JJ: I haven't heard it since junior high school.
CG: You know the beginning of "the Chronic"? Where he says "this
is for all the niggas that was down since day one"?
JJ: Yeah.
CG: (Grimaces.) I said that onstage. We were worried. I
just kinda smacked myself. But it's a funny thing and I think it's part of
our culture. Maybe not everybody has the same sense of humor as we do. Some
of those habits are sorta hard to break: shooting your mouth off every once
in a while.
JJ: At least you didn't flash the west coast signal and get a cap
popped in your ass.
CG: (Laughs.) Yeah, that's right. But it's all in good
fun.
JJ: Yes, yes.
CG: Musically, I think we've gotten into this habit of making
things as big and steam-roller like as possible, that's not always
necessarily the best thing. You also have to go in waves of trying to make
space in songs, because sometimes those spaces are equally as powerful as
all those crushing power chords. It's good to try and shake it up and force
things up in a different direction.
JJ: Are there specific things you can do to break the habits and
get something new going?
CG: Talking doesn't necessarily always do the trick. It's hard to
tell people in a mutually creative environment "stop doing that, do this"

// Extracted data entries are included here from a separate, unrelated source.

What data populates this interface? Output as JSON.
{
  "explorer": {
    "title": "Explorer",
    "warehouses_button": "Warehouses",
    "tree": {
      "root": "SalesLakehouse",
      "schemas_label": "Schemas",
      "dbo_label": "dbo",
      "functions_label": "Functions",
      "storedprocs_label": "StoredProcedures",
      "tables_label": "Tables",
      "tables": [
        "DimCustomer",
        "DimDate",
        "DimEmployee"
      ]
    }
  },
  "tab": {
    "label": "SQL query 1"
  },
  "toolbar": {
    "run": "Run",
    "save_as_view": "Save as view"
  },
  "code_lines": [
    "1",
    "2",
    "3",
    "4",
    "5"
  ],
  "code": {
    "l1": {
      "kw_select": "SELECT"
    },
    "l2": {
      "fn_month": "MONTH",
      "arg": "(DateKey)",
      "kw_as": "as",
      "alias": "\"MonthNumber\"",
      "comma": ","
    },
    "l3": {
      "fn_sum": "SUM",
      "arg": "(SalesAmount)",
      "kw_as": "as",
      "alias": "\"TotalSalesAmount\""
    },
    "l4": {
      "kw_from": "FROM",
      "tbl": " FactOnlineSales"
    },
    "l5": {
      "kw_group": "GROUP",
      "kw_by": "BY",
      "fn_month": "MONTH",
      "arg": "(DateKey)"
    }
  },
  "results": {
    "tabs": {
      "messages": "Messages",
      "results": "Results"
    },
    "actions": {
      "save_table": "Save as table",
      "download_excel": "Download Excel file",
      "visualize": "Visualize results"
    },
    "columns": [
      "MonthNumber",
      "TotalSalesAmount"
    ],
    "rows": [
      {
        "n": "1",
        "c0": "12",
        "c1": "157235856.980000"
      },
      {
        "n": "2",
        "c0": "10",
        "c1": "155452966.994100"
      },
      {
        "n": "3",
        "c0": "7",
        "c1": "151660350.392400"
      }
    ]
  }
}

because it is about improvising and it is about doing it on the fly and
everybody finding things and having it be a new, cool experience instead of
orchestrating it and zapping some of the fun from it. The good way to do it
is to try and do it in real time in front of people and take a chance.
Everybody does it. All of us try to do it in different ways. We're all
trying to get our point across at the same time. It's all got to be give and
take. It doesn't always happen immediately. You don't always get immediate
gratification. The end result, hopefully, is something pretty cool.

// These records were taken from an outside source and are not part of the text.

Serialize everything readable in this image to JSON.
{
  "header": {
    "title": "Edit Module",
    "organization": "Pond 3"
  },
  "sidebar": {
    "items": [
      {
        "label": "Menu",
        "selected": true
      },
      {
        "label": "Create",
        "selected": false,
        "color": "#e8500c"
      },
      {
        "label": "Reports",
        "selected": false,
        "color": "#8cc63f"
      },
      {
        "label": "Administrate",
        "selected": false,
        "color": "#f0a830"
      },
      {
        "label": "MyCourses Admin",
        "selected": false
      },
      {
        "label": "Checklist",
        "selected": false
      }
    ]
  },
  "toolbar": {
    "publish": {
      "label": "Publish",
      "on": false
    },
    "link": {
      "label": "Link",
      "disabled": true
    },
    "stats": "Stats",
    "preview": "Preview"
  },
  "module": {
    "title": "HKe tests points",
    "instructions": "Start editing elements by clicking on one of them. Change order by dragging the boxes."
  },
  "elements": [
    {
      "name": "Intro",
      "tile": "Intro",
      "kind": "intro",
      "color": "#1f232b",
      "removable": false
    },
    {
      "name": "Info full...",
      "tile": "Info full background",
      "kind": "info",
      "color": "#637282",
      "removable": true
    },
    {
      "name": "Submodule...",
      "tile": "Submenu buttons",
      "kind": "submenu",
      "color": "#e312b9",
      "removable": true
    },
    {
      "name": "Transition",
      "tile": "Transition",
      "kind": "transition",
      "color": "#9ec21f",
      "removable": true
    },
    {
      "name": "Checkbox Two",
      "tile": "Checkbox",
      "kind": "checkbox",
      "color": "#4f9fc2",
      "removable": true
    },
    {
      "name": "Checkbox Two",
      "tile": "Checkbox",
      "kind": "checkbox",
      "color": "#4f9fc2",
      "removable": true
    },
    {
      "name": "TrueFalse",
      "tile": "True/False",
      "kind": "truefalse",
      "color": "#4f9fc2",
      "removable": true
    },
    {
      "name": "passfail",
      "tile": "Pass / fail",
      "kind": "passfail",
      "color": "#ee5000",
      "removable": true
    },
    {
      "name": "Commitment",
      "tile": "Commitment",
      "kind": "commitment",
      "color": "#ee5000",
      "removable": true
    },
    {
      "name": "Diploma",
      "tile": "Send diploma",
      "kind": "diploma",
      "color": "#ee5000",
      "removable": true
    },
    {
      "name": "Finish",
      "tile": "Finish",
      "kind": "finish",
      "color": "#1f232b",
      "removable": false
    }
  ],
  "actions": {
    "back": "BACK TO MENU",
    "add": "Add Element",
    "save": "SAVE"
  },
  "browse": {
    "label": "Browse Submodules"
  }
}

JJ: How often do you talk about these sorts of things as a band?
CG: Just about every show there are comments like "that sucked"
or "I thought that set was very good". There are certain things, certain
elements, specific elements that we talk about as well. I'd say that after
just about every show - and sometimes before a show the next day - we'll
make a comment about yesterday or the day before or the next day. We're not
necessarily trying to fine-tune it like a race car but, at the same time,
you want it to kick ass everyday. It's definitely a weird thing.

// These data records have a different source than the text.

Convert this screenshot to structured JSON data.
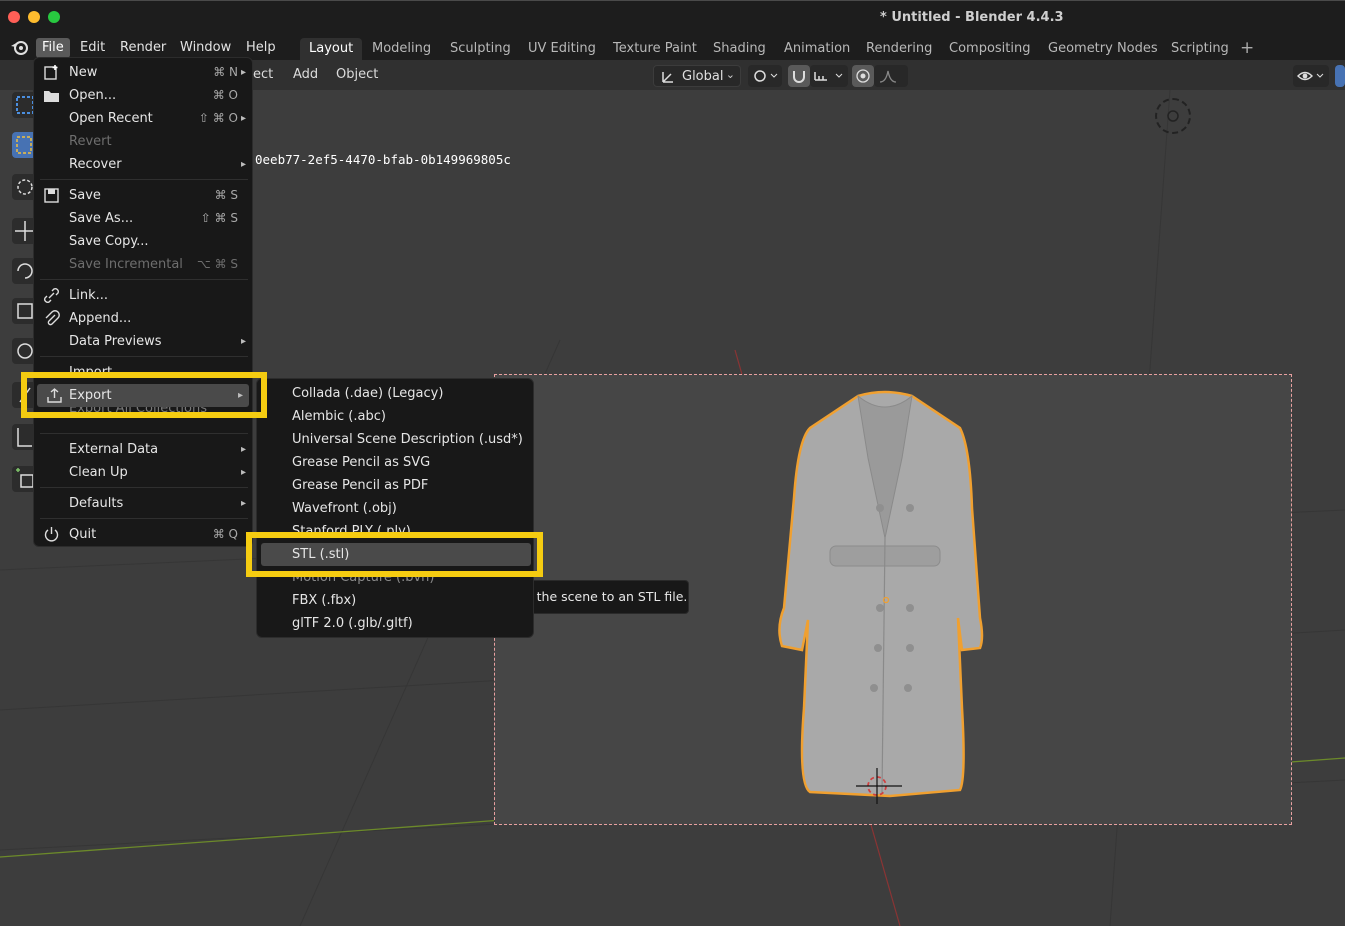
{
  "window": {
    "title": "* Untitled - Blender 4.4.3"
  },
  "menubar": {
    "items": [
      "File",
      "Edit",
      "Render",
      "Window",
      "Help"
    ],
    "workspaces": [
      "Layout",
      "Modeling",
      "Sculpting",
      "UV Editing",
      "Texture Paint",
      "Shading",
      "Animation",
      "Rendering",
      "Compositing",
      "Geometry Nodes",
      "Scripting"
    ],
    "active_workspace": "Layout",
    "add_tab": "+"
  },
  "header": {
    "select_partial": "ect",
    "add": "Add",
    "object": "Object",
    "orientation": "Global"
  },
  "viewport": {
    "object_id_partial": "0eeb77-2ef5-4470-bfab-0b149969805c",
    "tooltip": "Save the scene to an STL file."
  },
  "file_menu": {
    "new": {
      "label": "New",
      "shortcut": "⌘ N"
    },
    "open": {
      "label": "Open...",
      "shortcut": "⌘ O"
    },
    "open_recent": {
      "label": "Open Recent",
      "shortcut": "⇧ ⌘ O"
    },
    "revert": {
      "label": "Revert"
    },
    "recover": {
      "label": "Recover"
    },
    "save": {
      "label": "Save",
      "shortcut": "⌘ S"
    },
    "save_as": {
      "label": "Save As...",
      "shortcut": "⇧ ⌘ S"
    },
    "save_copy": {
      "label": "Save Copy..."
    },
    "save_incremental": {
      "label": "Save Incremental",
      "shortcut": "⌥ ⌘ S"
    },
    "link": {
      "label": "Link..."
    },
    "append": {
      "label": "Append..."
    },
    "data_previews": {
      "label": "Data Previews"
    },
    "import": {
      "label": "Import"
    },
    "export": {
      "label": "Export"
    },
    "export_all_collections": {
      "label": "Export All Collections"
    },
    "external_data": {
      "label": "External Data"
    },
    "clean_up": {
      "label": "Clean Up"
    },
    "defaults": {
      "label": "Defaults"
    },
    "quit": {
      "label": "Quit",
      "shortcut": "⌘ Q"
    }
  },
  "export_menu": {
    "items": [
      "Collada (.dae) (Legacy)",
      "Alembic (.abc)",
      "Universal Scene Description (.usd*)",
      "Grease Pencil as SVG",
      "Grease Pencil as PDF",
      "Wavefront (.obj)",
      "Stanford PLY (.ply)",
      "STL (.stl)",
      "Motion Capture (.bvh)",
      "FBX (.fbx)",
      "glTF 2.0 (.glb/.gltf)"
    ],
    "highlighted": "STL (.stl)"
  },
  "colors": {
    "highlight_box": "#f5cc11",
    "selection_outline": "#f0a030",
    "menu_bg": "#181818",
    "active_tool": "#4772b3"
  }
}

JJ: I guess this is sort of an abstract, music geek question: but
how you differentiate between a solo and a jam? Or do you?
CG: You try not to. (Laughs.) The difference is that
you're going for a more driving influence: one person providing the driving
influence where there are other times when everybody collectively is driving
in different directions at the same time, yet you're trying to hold it all
together. I'd say that's the fundamental difference between the two. Whether
or not you call something a solo or a jam is up to debate. There's a huge
gray area.
JJ: Related to that: what are you conscious of during
improvisation?
CG: (Long pause.) The feel of it. If
it feels good, if it feels bad. If it's meant to feel bad.
JJ: (Menacing voice.) You'll feel pain and like it.
CG: If it's supposed to be painful. Those are the times where
it's the best, where it's very specifically something that feels good or bad
or painful or you feel the space, you can float on it. I think those are the
things I notice the most, and not necessarily what key we're playing in or
if it's speeding up or slowing down. Whether or not the whole thing makes
sense in a conversational way.
JJ: What would you like to try as a band that you haven't done
yet?
CG: Having access to different instrumentation,
having different people play with us, switching up instruments, switching
styles, writing for a specific purpose. Say, writing ten songs with a
specific common thread, not necessarily a concept album. Like doing a
soundtrack, for example, where you're writing for a bigger project, towards
a different purpose than just coming up with specific kick-ass songs. A
bigger goal. We've talked about that a bunch of times. The bigger you get
like that, the more time it takes away from other things. You have to pick
and choose the battles.
JJ: Shifting gears slightly: what have you been listening to
lately?
CG: What did I just buy? Southern Culture On The Skids. Ween,
"White Pepper". I've heard a bunch of the songs on that, but I haven't
listened to my own copy yet. Danny Gatton. I just bought a bunch of
Police albums. Oh, the Who. I just got a Who box set and it's fuckin'
kick-ass.
JJ: Is that the "30 Years Of..."
CG: "...Maximum R & B"? Yeah. Pete Townshend kicks ass:
compositionally, as a guitar player, as a singer. Fuckin' killer. I really
enjoy that, especially the stuff from "Tommy" and all the live stuff. Every
time I listen to it, I'm just impressed by something else.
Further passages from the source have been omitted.